А Дмитрий вспомнил, как Влад Чижов порывался узнать, что же за домовой прибирается в квартире, пока экскурсанты ходят по достопримечательностям. Скорее всего настроил какое-то следящее заклинание и получил неожиданный эффект.
– Если предположить, что они знают схему порталов по городу…
Александр вдруг выругался.
– Как я, осел, не додумался сразу?! – закончил он.
– Что? – насторожился Виктор.
– Музей! Они же книги бесконтактно листали, глазели везде. Могли там схему подсмотреть. Нужно будет сказать Тамаре. Но это я позже, а сейчас идем к следующему порталу.
– А он куда ведет?
– Уже подальше. На Ваську… То есть на Васильевский. Извини, забыл, что ты не местный.
– А ты здешний?
– Разумеется, нет.
– Откуда?
– Да где я только не был! Даже и не знаю, что считать теперь родными местами. Гражданин Ойкумены. Не смотри, что я так хорошо сохранился. Лет мне уже прилично.
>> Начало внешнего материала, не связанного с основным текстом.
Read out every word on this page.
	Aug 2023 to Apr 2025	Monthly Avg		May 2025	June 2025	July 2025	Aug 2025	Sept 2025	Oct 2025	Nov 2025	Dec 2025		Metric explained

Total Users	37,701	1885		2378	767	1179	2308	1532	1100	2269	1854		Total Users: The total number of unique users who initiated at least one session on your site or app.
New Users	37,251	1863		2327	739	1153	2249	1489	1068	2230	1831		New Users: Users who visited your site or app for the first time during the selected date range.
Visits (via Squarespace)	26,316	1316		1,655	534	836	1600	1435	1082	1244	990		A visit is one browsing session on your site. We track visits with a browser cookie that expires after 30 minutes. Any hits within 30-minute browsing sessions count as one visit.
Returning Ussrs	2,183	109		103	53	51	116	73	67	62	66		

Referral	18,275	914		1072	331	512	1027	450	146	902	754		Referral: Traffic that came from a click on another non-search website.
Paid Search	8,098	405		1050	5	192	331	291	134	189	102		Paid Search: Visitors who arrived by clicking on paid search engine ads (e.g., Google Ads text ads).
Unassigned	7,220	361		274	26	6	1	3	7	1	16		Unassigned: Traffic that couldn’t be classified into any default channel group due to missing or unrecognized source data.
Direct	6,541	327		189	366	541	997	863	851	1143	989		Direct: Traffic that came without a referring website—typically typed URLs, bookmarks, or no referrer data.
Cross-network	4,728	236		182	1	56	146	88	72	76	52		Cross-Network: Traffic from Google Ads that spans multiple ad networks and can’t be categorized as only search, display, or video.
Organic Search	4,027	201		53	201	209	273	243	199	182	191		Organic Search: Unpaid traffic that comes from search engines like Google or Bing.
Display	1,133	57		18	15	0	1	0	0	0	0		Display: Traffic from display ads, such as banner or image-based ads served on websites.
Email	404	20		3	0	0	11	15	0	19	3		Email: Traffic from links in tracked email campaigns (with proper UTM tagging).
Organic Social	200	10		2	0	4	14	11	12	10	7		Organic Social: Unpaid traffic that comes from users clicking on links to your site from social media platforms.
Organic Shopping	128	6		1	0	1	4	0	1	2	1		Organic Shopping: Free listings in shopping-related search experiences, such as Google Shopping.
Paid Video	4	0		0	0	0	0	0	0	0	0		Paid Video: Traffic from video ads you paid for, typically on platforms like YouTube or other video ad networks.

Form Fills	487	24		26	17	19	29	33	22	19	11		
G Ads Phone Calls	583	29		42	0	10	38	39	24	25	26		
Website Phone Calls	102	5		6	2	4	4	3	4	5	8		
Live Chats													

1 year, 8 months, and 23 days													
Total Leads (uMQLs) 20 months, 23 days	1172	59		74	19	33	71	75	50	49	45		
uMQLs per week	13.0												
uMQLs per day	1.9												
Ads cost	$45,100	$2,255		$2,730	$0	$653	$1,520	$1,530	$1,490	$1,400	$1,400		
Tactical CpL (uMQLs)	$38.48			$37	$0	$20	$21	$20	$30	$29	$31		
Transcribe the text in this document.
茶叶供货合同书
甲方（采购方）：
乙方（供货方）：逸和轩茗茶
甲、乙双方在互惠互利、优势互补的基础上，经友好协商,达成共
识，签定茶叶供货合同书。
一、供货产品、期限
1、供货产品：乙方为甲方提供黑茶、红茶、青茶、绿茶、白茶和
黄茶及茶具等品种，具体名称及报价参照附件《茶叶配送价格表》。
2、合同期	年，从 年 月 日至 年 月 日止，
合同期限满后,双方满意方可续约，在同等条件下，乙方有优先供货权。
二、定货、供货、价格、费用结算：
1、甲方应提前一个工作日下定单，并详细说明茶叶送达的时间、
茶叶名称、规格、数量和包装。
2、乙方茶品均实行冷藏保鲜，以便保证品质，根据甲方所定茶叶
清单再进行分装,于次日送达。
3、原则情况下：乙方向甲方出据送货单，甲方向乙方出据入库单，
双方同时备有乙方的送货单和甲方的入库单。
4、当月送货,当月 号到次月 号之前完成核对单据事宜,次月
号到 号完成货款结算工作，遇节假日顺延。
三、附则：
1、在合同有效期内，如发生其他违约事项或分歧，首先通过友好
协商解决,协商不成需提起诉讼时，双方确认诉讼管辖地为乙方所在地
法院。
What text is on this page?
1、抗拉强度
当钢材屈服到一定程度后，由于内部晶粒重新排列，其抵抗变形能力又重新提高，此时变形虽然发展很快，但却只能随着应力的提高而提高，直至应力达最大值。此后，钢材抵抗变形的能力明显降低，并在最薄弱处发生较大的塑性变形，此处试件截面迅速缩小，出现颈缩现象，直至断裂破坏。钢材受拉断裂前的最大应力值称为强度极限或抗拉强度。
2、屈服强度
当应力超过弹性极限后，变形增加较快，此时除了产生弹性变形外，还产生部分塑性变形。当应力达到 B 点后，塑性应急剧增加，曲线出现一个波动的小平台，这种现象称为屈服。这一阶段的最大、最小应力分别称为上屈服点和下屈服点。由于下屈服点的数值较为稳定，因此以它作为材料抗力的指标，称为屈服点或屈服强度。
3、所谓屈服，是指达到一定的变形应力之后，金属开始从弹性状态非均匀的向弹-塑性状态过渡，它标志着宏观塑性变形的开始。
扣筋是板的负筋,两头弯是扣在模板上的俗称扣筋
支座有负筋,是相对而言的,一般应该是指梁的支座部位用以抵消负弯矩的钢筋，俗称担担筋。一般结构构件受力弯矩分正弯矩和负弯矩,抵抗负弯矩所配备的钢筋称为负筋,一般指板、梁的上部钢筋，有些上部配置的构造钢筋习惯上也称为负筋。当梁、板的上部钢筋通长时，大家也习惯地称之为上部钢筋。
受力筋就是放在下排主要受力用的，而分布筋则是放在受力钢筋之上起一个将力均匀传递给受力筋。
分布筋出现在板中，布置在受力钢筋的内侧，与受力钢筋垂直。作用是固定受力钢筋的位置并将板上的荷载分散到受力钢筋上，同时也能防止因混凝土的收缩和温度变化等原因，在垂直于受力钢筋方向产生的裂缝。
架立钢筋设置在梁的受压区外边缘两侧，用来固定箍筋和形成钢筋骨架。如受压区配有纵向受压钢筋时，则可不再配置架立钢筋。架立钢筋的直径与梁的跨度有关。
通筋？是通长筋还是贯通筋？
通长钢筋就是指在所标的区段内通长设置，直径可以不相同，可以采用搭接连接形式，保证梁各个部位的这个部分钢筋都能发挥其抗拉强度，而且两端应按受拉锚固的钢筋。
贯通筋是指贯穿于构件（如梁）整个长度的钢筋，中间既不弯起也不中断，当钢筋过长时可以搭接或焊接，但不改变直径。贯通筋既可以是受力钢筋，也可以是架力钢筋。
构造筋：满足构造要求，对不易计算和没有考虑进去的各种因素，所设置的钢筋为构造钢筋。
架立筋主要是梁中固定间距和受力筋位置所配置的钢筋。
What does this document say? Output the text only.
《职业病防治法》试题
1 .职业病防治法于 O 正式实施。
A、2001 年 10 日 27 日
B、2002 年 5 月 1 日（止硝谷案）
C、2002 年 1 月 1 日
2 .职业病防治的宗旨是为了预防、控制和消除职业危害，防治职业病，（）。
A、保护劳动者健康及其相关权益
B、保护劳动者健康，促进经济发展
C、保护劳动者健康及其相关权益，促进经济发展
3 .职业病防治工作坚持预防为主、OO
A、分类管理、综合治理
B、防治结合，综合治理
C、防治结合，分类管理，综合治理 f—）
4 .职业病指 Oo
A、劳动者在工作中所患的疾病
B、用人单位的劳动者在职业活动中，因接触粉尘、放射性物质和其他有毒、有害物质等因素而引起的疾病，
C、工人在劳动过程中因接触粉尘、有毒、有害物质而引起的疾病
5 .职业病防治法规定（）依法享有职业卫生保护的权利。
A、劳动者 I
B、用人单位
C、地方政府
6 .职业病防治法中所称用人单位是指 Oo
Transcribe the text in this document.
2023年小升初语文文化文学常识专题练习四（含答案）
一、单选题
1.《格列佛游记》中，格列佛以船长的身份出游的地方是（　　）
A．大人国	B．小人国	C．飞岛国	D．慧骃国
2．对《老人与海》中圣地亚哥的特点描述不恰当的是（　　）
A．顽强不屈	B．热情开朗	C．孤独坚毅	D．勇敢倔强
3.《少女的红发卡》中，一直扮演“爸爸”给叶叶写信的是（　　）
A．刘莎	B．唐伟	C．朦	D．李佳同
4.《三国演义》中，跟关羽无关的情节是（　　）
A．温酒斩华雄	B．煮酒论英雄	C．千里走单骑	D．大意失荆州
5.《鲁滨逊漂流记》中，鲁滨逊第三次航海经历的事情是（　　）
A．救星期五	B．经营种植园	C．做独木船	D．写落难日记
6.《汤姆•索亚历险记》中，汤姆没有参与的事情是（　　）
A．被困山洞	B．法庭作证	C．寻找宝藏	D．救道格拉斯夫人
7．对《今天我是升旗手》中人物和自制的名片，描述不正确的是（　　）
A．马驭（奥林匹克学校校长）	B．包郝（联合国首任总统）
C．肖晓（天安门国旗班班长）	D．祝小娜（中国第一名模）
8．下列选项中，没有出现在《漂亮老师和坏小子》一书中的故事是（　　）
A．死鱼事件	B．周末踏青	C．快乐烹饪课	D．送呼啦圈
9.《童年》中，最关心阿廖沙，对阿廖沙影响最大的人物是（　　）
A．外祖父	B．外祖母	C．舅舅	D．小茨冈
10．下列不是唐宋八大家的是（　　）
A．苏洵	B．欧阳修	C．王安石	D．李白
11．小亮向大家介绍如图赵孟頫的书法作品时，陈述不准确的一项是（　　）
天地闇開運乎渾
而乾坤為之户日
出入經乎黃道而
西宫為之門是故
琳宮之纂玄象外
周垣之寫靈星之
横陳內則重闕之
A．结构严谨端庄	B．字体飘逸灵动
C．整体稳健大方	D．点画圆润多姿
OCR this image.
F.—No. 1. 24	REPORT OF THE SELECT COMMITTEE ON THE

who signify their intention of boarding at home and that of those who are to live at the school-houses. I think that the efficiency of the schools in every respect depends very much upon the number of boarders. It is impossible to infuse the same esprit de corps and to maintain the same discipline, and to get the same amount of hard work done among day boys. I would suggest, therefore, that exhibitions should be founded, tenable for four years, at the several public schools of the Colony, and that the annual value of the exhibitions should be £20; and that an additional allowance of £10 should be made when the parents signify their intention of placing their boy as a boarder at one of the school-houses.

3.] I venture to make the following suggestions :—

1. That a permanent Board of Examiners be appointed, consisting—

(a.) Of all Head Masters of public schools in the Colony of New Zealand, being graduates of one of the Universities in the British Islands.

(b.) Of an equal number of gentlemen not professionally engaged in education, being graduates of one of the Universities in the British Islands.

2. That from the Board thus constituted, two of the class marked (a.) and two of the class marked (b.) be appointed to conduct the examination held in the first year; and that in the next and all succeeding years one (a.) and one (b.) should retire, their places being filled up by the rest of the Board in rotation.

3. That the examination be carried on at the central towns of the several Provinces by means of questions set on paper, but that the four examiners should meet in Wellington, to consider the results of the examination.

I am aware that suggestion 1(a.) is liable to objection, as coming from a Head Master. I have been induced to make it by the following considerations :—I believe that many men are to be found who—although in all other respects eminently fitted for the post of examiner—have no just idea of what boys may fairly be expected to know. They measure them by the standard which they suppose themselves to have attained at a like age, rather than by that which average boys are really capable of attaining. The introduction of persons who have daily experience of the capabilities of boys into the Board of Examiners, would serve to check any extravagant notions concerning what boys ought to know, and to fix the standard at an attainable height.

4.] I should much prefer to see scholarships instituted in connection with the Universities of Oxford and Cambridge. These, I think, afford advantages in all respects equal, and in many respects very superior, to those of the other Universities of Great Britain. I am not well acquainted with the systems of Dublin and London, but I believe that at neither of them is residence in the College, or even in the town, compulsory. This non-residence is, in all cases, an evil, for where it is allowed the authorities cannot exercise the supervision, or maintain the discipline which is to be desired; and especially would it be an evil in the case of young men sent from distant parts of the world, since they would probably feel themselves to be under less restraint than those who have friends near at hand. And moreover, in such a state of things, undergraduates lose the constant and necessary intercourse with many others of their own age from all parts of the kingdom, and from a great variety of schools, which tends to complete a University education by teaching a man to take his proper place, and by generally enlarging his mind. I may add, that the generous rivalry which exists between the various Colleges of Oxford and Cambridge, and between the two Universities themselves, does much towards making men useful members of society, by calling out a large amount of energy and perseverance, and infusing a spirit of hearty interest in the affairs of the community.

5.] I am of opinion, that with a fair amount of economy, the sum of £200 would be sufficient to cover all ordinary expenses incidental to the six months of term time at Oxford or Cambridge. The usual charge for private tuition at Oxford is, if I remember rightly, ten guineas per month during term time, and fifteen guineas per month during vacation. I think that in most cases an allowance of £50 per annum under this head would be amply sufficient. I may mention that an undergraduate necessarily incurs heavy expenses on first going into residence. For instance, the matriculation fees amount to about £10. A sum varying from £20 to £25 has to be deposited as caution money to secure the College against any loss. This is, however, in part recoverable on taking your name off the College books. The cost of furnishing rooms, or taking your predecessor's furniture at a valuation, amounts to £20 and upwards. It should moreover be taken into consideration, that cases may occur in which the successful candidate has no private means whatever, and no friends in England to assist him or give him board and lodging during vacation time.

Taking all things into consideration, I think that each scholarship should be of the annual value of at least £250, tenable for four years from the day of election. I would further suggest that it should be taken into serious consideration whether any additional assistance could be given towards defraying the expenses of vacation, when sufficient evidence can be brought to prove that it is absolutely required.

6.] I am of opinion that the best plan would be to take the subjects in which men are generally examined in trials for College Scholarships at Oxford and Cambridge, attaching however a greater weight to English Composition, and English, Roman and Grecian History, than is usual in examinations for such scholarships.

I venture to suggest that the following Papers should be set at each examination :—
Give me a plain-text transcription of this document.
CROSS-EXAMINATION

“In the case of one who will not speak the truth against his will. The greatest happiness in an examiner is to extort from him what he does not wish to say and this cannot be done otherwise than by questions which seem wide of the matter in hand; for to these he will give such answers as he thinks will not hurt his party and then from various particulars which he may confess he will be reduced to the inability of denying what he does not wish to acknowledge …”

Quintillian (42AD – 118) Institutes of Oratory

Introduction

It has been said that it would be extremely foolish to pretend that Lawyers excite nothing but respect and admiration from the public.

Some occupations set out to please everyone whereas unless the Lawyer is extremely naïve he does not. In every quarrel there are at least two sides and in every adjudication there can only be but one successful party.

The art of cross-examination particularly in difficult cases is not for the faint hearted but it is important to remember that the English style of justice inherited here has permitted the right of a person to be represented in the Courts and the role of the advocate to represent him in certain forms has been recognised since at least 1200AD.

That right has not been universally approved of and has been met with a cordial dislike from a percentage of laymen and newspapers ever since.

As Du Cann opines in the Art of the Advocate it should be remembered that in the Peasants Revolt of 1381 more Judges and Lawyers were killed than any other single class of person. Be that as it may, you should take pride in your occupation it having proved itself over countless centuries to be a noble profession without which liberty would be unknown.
Дмитрий посчитал бестактным интересоваться, сколько именно.
В кармане заиграл мобильный.
– Герр Инквизитор, – сказали из трубки. – Я побеседовал еще с ребятами. Они не вспомнили ничего конкретного, но… Слышали, что Чижов хотел устроить шабаш.
– Это все?
– Увы, да. Если это как-то вам поможет…
– Проверим. Как ребята?
– Разошлись по комнатам. У Карасева опять играют.
– Следите за ними. Особенно за… – Дмитрий подавил желание сказать про Анну в присутствии куратора. – За тем, о ком специально просил.
– Хорошо, герр Инквизитор. Удачи вам.
Дмитрий убрал телефон обратно в карман. Александр целеустремленно шагал теперь чуть впереди.
– Где на Васильевском можно устроить шабаш? – спросил Дреер, поравнявшись.
Александр даже остановился.
– С жертвоприношениями?
– Нет. Влад и другие троглодиты, конечно, фрукты еще те. Но до этого они вряд ли дойдут. Хотя, похоже, они решили попробовать, что такое хороший питерский шабаш.
– И что это такое? – Куратор иронически скривил губы.
– Насколько знаю из прошлого опыта… Для них шабаш пока – что-то вроде вечеринки на Хэллоуин. В школе Темным раз в год разрешается, если без фанатизма. А тут, видимо, решили оторваться. С фейерверками и плясками на могилах. Стоп!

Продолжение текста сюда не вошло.